Bunu "tatil" şeklinde anlamlandırırsak hem istirahat edememiş hem de vakti heba etmiş olabiliriz. Aslı itibariyle "tatil" kelimesi "atalet"ten gelir. Atıl olmak, bir insan için mümkün olabilir mi? Fıtratı ve inancı gereği elbette olamaz.
Ülkemizde yarım asırdır iç göç devam ediyorken bu göçün istikameti nedense hep batıya olmuştur. Dünyadaki göç hareketlerine baktığımızda en çok göç alan ilk on şehrin dört tanesi Türkiye'de. İkinci sırada İstanbul, üçüncü sırada İzmir, dördüncü sırada Bursa ve dokuzuncu sırada Ankara var. Diğer altı şehrin içinde Dubai'yi istisna sayarsak gerisi de Çin'deki sanayi şehirleridir.
Bu durumda bizdeki iç göç hareketlerinin hiç de sağlıklı gelişmediği, aksine toplumsal geri dönüşü olmayan sorunlar oluşturduğu ortadadır. Gerek iş bulma imkânı, gerekse gelecek kaygısı, sağlık, eğitim gibi sebepler insanımızı memleketinden koparıp gurbete çıkmasına neden oluyor.
Başta İstanbul olmak üzere onlarca şehirde nüfus yoğunluğu meydana gelerek şehirler Büyükşehir halini aldı. Bu kalabalık nüfus, şehrin hengamesi, çarpık kentleşme, sosyal hayattan kopuş; topraktan, yeşillik ve gökyüzünden mahrum kalma, trafik ve iş yorgunluğu insanların yıllık izinlerini "tatil" şeklinde geçirmesinde en büyük etken. Bir kuşak öncesi nesil için tatil bu kadar elzem değildi.
O nesil yıllık izinlerini memleketlerinde sıla hasretini gidermesi için fırsat bilir ve doğdukları memleketlerinde izinlerini en iyi şekilde değerlendirirdi. Dönüşte de zorlu şehir yaşamlarında kendilerine katkı olacak çocukluk damak tatları olan köy ürünlerinden şehre getirirler, kış boyu ev ekonomisine de katkıda bulunulmuş olurlardı. Bugün bu durum büyük ölçüde değişerek insanımızın biriktirdiği üç beş kuruşunu ya deniz kıyılarında ya da tatil beldelerinde geçirerek harcaması şeklini aldı.
Devlet planlamasının doğru yapılamaması hatta kaldırılması, insanımızın doğduğu yerde doyurulamaması, tarım toplumundan sanayi ve şehir toplumuna sağlıklı geçişin olamamasının tipik sonuçlarına bir de mevcut 'batılılaşma temayülü'nün getirdiği bireyselleşme de eklenince insanımızın yaşam tarzları ve tercihleri de olumsuz etkilenmiş oldu.

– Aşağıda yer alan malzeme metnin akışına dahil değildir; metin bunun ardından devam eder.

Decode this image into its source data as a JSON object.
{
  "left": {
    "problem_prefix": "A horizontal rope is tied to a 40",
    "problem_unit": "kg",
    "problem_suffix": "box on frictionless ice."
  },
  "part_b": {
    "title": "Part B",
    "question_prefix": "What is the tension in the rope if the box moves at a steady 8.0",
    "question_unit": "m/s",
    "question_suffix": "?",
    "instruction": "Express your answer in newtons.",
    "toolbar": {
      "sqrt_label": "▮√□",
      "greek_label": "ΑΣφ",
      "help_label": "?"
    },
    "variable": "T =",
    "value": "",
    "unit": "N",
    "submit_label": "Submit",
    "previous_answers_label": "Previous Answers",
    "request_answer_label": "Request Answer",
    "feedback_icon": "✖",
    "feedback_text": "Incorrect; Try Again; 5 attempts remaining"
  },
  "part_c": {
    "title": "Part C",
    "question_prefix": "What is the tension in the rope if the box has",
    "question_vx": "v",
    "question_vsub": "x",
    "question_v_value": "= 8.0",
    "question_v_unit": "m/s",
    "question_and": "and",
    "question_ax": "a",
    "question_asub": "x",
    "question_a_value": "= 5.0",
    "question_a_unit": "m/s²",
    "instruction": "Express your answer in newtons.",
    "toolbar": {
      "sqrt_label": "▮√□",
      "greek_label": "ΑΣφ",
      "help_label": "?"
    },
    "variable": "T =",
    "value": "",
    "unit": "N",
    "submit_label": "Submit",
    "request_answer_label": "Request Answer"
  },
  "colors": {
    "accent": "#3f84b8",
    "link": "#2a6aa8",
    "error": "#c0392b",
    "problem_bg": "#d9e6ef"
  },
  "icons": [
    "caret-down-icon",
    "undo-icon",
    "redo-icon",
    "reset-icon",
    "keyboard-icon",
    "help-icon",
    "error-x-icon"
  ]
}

Özellikle bugünün genç nesli için sıla-memleket gündeme bile gelmeyerek varsa yoksa anı yaşama hırsı zapt edilemez bir hal aldı.

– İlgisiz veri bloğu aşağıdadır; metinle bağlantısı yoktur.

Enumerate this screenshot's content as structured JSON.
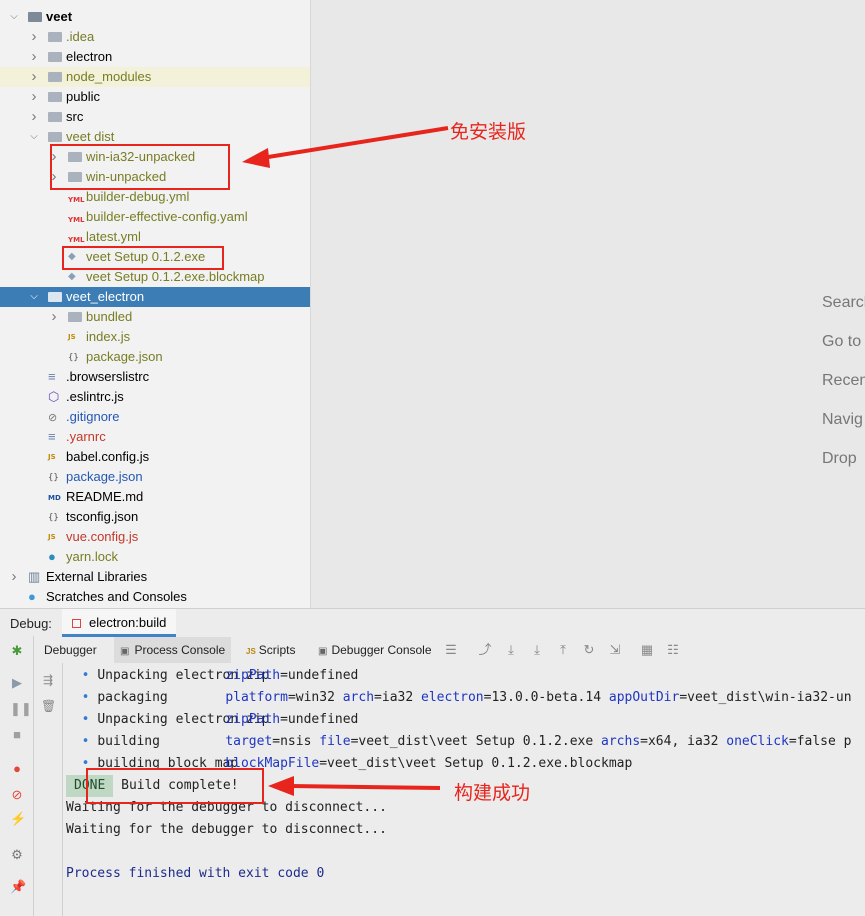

Bizim inancımızda ve kadim medeniyetimizde ‘Sıla-ı rahim’ diye bir kavram var ve bugün bu kavram unutulmaya yüz tuttu. Sıla-ı rahim yapanların rızıklarının artacağı, ömürlerinin uzayacağı Hadis-i Şeriflerde de yer almaktadır. Ayrıca akrabayı ziyaret ve akraba ile irtibatı kesmemenin farziyeti de bilinen bir gerçek.
Genç neslin deniz kıyılarında sıcağın altında ulu orta bulunması elbette doğru olmadığı gibi alternatif "İslami otellerin" yaygınlaşması da bu durumun aslını değiştiremeyecektir. Anadolu’nun çoğu yerinde serin yaylaları, nehirleri, bağları, çayırları kendi bağrından çıkan yiğit evlatlarını bekliyor hüzünle ve umutla. Bekleyenlerin arasında memleketi terk etmemiş nineler, dedeler, emmiler ve şehirden kaçarcasına memleketine geri dönmüş nice insanlarımız da var.
Ne diyelim, tatile çıkacakların memleketlerini ziyaret etmeleri hem bütçelerini koruma açısından hem de ömürlerinin uzaması ve hayır duaların alınması açısından mühim faydalar içermektedir. Toplumun ve ailenin sağlıklı gelişimi açısından tatil yerine sıla-ı rahim tercihi hem ekonomik, hem de fıtrata uygun istirahati sağlayacağı tecrübe ile sabittir.